KPK Temukan Jejak Digital yang Dihapus dalam Kasus Ade Kuswara

Komisi Pemberantasan Korupsi (KPK) menemukan adanya jejak komunikasi yang dihapus dalam penyelidikan kasus yang melibatkan Bupati Bekasi nonaktif, Ade Kuswara Kunang (ADK). Temuan ini menambah dimensi baru dalam penyelidikan KPK terhadap kasus ini.

Budi Prasetyo, Juru Bicara KPK, menyatakan bahwa dugaan ini muncul setelah KPK menyita lima barang bukti elektronik dari hasil penggeledahan di kompleks Pemerintahan Kabupaten Bekasi, Jawa Barat, pada 22 Desember 2025 “Dalam barang bukti elektronik yang disita, di antaranya handphone (HP atau telepon seluler, red.), penyidik menemukan beberapa percakapannya sudah dihapus,”. Pernyataan ini disampaikan oleh Budi kepada jurnalis di Jakarta pada hari Selasa.

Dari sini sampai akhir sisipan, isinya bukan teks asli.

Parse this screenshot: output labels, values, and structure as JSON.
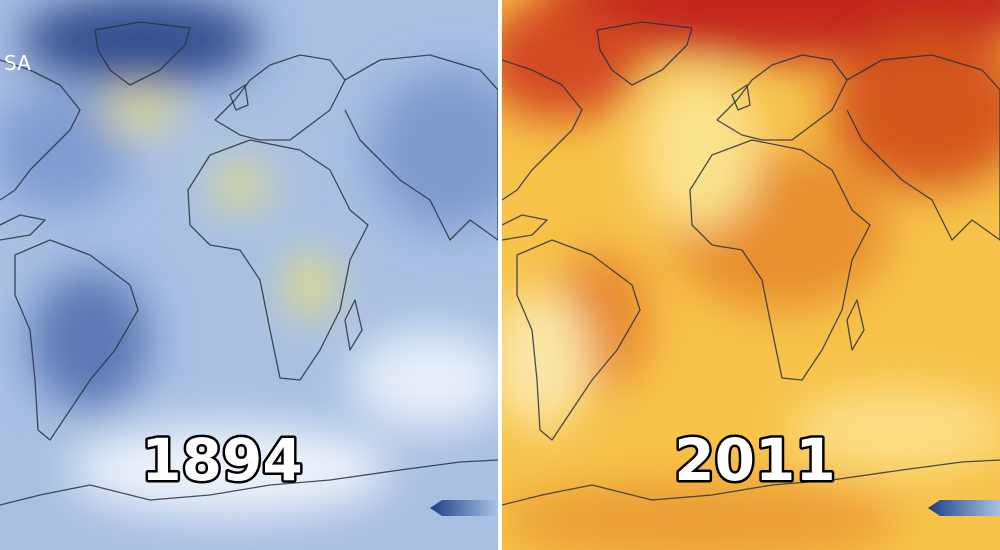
{
  "left_panel": {
    "logo": "SA",
    "year": "1894"
  },
  "right_panel": {
    "year": "2011"
  }
}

KPK sebelumnya telah melaksanakan operasi tangkap tangan (OTT) pada 18 Desember 2025 di Kabupaten Bekasi, yang merupakan OTT kesepuluh di tahun itu. Sepuluh orang ditangkap dalam operasi tersebut, dan tujuh orang, termasuk Ade Kuswara dan ayahnya, HM Kunang, dibawa ke Gedung Merah Putih KPK di Jakarta untuk pemeriksaan lebih lanjut. Pada tanggal yang sama, KPK mengumumkan penyitaan uang ratusan juta rupiah yang diduga terkait dengan suap proyek di Kabupaten Bekasi. Pada 20 Desember 2025, KPK menetapkan Ade Kuswara, ayahnya, dan seorang pihak swasta bernama Sarjan sebagai tersangka dalam kasus dugaan suap. Ade Kuswara dan ayahnya diduga sebagai penerima suap, sementara Sarjan diduga sebagai pemberi suap.